Sex assaults, a missing person and accidental death: Feds single out Fort Worth nursing home

Residents at a Fort Worth nursing home suffered multiple abuses last year, including two residents who were sexually assaulted by their peers, one resident who left the nursing home and whose whereabouts were unknown for four days, and one woman whose fall at the nursing home later led to her death, according to reports from state inspectors.

These incidents and others moved the federal government to add the home — Trail Lake Nursing & Rehabilitation — to the Special Focus Facility list. The designation makes the Fort Worth facility, at 7100 Trail Lake Drive, one of 88 in the nation singled out for additional scrutiny because of a “history of serious quality issues,” according to the Centers for Medicare & Medicaid Services.

The nursing home is managed by Trinity Healthcare, a Fort Worth-based company that operates 25 nursing homes in Texas, according to its website.

In a statement, a spokesperson for the nursing home said although the facility had been added to the Special Focus Facility list, it “maintains a commendable four-star quality measure rating” based on the Centers for Medicare & Medicaid Services five-star quality rating.

“This rating underlines our commitment to resident care and quality outcomes. Our inclusion on the Special Focus Facility list is due to not meeting specific criteria in the past,” the statement read. “We are fully committed to promptly and comprehensively addressing these issues.”

The nursing home’s overall rating is one star out of five, according to the ratings program.

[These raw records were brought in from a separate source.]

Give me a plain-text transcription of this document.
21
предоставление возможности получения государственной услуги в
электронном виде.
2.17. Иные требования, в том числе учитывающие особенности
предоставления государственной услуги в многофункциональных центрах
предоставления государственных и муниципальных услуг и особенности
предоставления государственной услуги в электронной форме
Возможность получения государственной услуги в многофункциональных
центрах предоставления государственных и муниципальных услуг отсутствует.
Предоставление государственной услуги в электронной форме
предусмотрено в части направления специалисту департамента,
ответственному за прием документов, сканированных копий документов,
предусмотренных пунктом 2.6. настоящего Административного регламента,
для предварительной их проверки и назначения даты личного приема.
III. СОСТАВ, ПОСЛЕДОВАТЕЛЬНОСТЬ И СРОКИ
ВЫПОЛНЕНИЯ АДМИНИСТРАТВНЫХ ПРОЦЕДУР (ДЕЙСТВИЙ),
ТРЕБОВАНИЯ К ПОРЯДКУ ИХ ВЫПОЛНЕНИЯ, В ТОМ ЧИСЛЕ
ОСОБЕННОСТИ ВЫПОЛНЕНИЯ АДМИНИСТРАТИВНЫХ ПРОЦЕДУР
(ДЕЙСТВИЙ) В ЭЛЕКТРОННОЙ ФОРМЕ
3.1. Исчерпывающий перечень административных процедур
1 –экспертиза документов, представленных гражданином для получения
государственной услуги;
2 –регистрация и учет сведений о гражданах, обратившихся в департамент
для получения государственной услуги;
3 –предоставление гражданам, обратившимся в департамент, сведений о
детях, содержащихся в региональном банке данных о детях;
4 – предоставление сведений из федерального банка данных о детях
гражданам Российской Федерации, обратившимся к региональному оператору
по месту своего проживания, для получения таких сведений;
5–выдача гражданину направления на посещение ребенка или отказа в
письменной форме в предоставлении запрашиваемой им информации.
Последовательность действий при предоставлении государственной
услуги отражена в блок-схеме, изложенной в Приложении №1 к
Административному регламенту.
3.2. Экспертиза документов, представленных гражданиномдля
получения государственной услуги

In the last three years, the nursing home has been fined more than $177,000. The home, which has 120 beds, averages about 61 residents per day, according to the federal government.

A string of inspections in 2023 identified serious safety issues for residents.

In August, a man with ALS was assaulted after he was temporarily moved to new room for a wound care exam. The man was supposed to have a “communication device with him at all times to communicate effectively with staff and others,” according to an investigation completed later. After the man’s wound exam was completed, he was left alone in the room with his new roommate, who molested him. Without his communication device, the patient couldn’t alert anyone as he was being touched. A certified nursing assistant even interrupted the assault by walking into the room, according to the report, but the patient was unable to tell her what had just happened without his communication device.

Two months later, in October, a different patient was assaulted by her roommate. The two were in a consensual romantic relationship at the time, according to the state’s report. The woman “yelled for help” and told her roommate that “he was hurting her leg” as he assaulted her, according to the report. Trail Lake’s spokesperson said in an email that the nursing home had “developed a plan to improve our response in any future situations, which was reviewed and accepted by the state regulators.”

In June, a resident fell while at the nursing home, and the facility “failed to immediately inform the physician and the resident’s representative.” The woman’s injury resulted in her “developing a subdural hematoma which ultimately resulted in her death.”

And in February, a resident left the facility during freezing cold temperatures, and his whereabouts were unknown for four days. The resident was found “in stable health and chose not to return to the facility,” Trail Lake’s spokesperson said.

Nursing homes across the nation are facing additional scrutiny over their health and safety standards in the wake of the COVID-19 pandemic.